Different aligners handle which values go into the MNEXT and MPOS fields differently. The format specification specifies that the values in the MNEXT and MPOS fields of read1 must always point to the primary alignment of read2. So while the reads might be mapped as a pair, they may not point to each other as mates. Unfortunately, as the information about the "real" mate is not encoded anywhere in the BAM file, there is not much that UMI-tools can do about this. However, some aligners ignore the specification, and the MNEXT and MPOS fields point to the actaul mate alignment rather than the primary alignment. In which case UMI-tools will output the expected pair.

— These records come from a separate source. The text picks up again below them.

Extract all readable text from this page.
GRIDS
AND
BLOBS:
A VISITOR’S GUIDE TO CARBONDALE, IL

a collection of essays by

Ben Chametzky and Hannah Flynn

Thank you for the careful explanation—it all makes sense. I did not realize that the MNEXT and MPOS fields of a secondary read1 point to the primary alignment of read2. Thanks for the great tool too.
I have bams that contain multimappers (secondary alignments). All alignments (primary and secondary) are properly paired. Are these bams suitable input for
umi_tools dedup
—i.e., willumi_tools dedup
handle the secondary alignments and keep them paired?